Parolari, il nonno di Arco si racconta: «Durante la seconda guerra per placare la fame rubavo ciliegie. Cosa mi manca del passato? La gente cantava sempre»
ARCO. Ha 106 anni – compiuti lo scorso 25 ottobre – il più anziano arcense, Livio Parolari. 106 anni vissuti quasi interamente ad Arco (escluso un periodo trascorso a Vigo Lomaso e a Dasindo con la madre e i fratelli, mentre il padre era soldato nella prima guerra) e festeggiati, di recente, in compagnia di amici, parenti e del sindaco Alessandro Betta. Così tanto tempo passato in questo stesso posto, che pare impossibile non domandargli come fosse, qui, quando lui era bambino. «La cosa che ricordo di più è che una volta si cantava. Si cantava sempre. Non c’erano le macchine a far rumore e non c’era neanche tutto questo silenzio. Mentre la gente lavorava nei campi o sugli olivi, intonava qualcosa, e poi la voce si spargeva fino all’altro lato di Arco.»
Sorride, Livio (e si scusa per non aver messo la dentiera, che gli dà fastidio), nel raccontare questi piccoli, semplici momenti di vita. Nato nel 1909, porta con sé più di un secolo di ricordi: dalle guerre, all’avvento della radio e della televisione, all’invasione dei paesi da parte di auto e supermercati, eppure quel che preferisce raccontare non ha nulla a che fare con la politica o il primo viaggio sulla Luna, è solo quotidianità e calore umano. Non ci parla di soldati o della sua esperienza, seppur breve, nella seconda guerra mondiale, ma di quando, per “arrotondare” il misero pranzo, rubava le ciliegie; non ci ricorda Mike Buongiorno e il primo canale Rai, ma come «con la radio in casa, anche se eravamo poveri e avevamo poco, ci trovavamo sempre tutti insieme a ballare, a fare festa» e, più che per ogni altra cosa, gli occhi gli brillano nel ripensare a quando in casa arrivò la cucina economica.

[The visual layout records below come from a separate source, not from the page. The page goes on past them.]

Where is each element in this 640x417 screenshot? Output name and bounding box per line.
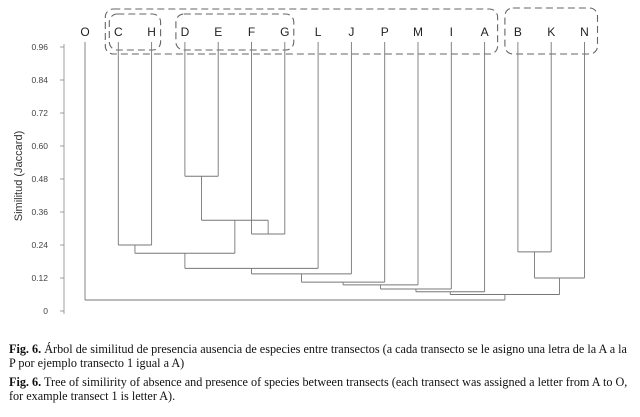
caption-english-label: Fig. 6. [9, 375, 42, 389]
leaf-label-g: G [280, 25, 290, 39]
y-axis [31, 42, 64, 316]
leaf-label-a: A [480, 25, 489, 39]
caption-english-text: Tree of similirity of absence and presence of species between transects (each transect was assigned a letter from A to O, for example transect 1 is letter A). [9, 375, 628, 403]
y-tick-label: 0.36 [31, 207, 48, 217]
y-tick-label: 0.12 [31, 273, 48, 283]
y-tick-label: 0.72 [31, 108, 48, 118]
dendrogram-branches [85, 42, 585, 300]
leaf-label-l: L [314, 25, 322, 39]
leaf-label-f: F [247, 25, 256, 39]
leaf-label-k: K [547, 25, 556, 39]
caption-spanish [9, 342, 633, 370]
y-tick-label: 0.24 [31, 240, 48, 250]
caption-english [9, 375, 633, 403]
group-outline [176, 14, 294, 50]
y-tick-label: 0.84 [31, 75, 48, 85]
leaf-label-m: M [413, 25, 423, 39]
leaf-label-b: B [513, 25, 522, 39]
y-tick-label: 0.60 [31, 141, 48, 151]
caption-spanish-text: Árbol de similitud de presencia ausencia de especies entre transectos (a cada transecto se le asigno una letra de la A a la P por ejemplo transecto 1 igual a A) [9, 342, 627, 370]
y-tick-label: 0.48 [31, 174, 48, 184]
leaf-label-i: I [449, 25, 453, 39]
leaf-label-d: D [180, 25, 190, 39]
leaf-label-h: H [147, 25, 156, 39]
y-tick-label: 0.96 [31, 42, 48, 52]
y-tick-label: 0 [43, 306, 48, 316]
leaf-label-e: E [214, 25, 223, 39]
leaf-label-j: J [348, 25, 355, 39]
leaf-labels [80, 25, 589, 39]
group-outline [105, 9, 497, 54]
leaf-label-o: O [80, 25, 90, 39]
leaf-label-c: C [113, 25, 123, 39]
caption-spanish-label: Fig. 6. [9, 342, 42, 356]
y-axis-label: Similitud (Jaccard) [13, 130, 25, 222]
leaf-label-n: N [580, 25, 589, 39]
leaf-label-p: P [380, 25, 389, 39]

Poco importa se al potere ci fosse Mussolini – ce lo cita solo per una battuta sulla “tassa celibi”, che lo ha fatto pentire d’aver preso moglie a 33 anni -, Berlusconi o Renzi, quello di cui Livio ama parlare è il suo lavoro. O meglio, i suoi lavori. Dopo aver finto la maggiore età (ne aveva solo 16), fu inizialmente assunto al cementificio per alcuni anni; tornato dalla guerra, si dedicò alla campagna – di proprietà e come mezzadro -, ma soprattutto all’attività che lo rese celebre in paese: «una volta tutti avevano bestie in casa. Io andavo da ognuno e aiutavo ad ucciderle, a lavorare la carne e a preparare gli insaccati. In più aiutavo uno dei miei figli alla macelleria in via Segantini».
Una vita, vissuta con gioia e con semplicità, di amore per il lavoro, per il “fare” (il figlio racconta come fino a pochi anni fa ancora si dedicasse i suoi olivi) e anche per il cibo. Non ci sa dire con certezza se sia questo il segreto della lunga vita, ma, ci spiega «ancora faccio colazione con pane e lardo. A pranzo ancora mangio polenta e crauti e, quando posso, non disdegno neppure un bicchiere di vino». Sottolinea poi anche come la carne non sia mai mancata nella sua dieta: un’affermazione che sembra quasi una frecciatina alla moda imperante del veganesimo e alle ultime notizie sui danni provocati dalla carne rossa, a testimonianza della grande ironia e prontezza di spirito di quest’uomo di 106 anni che, anche in nostra presenza, ancora gioca a carte.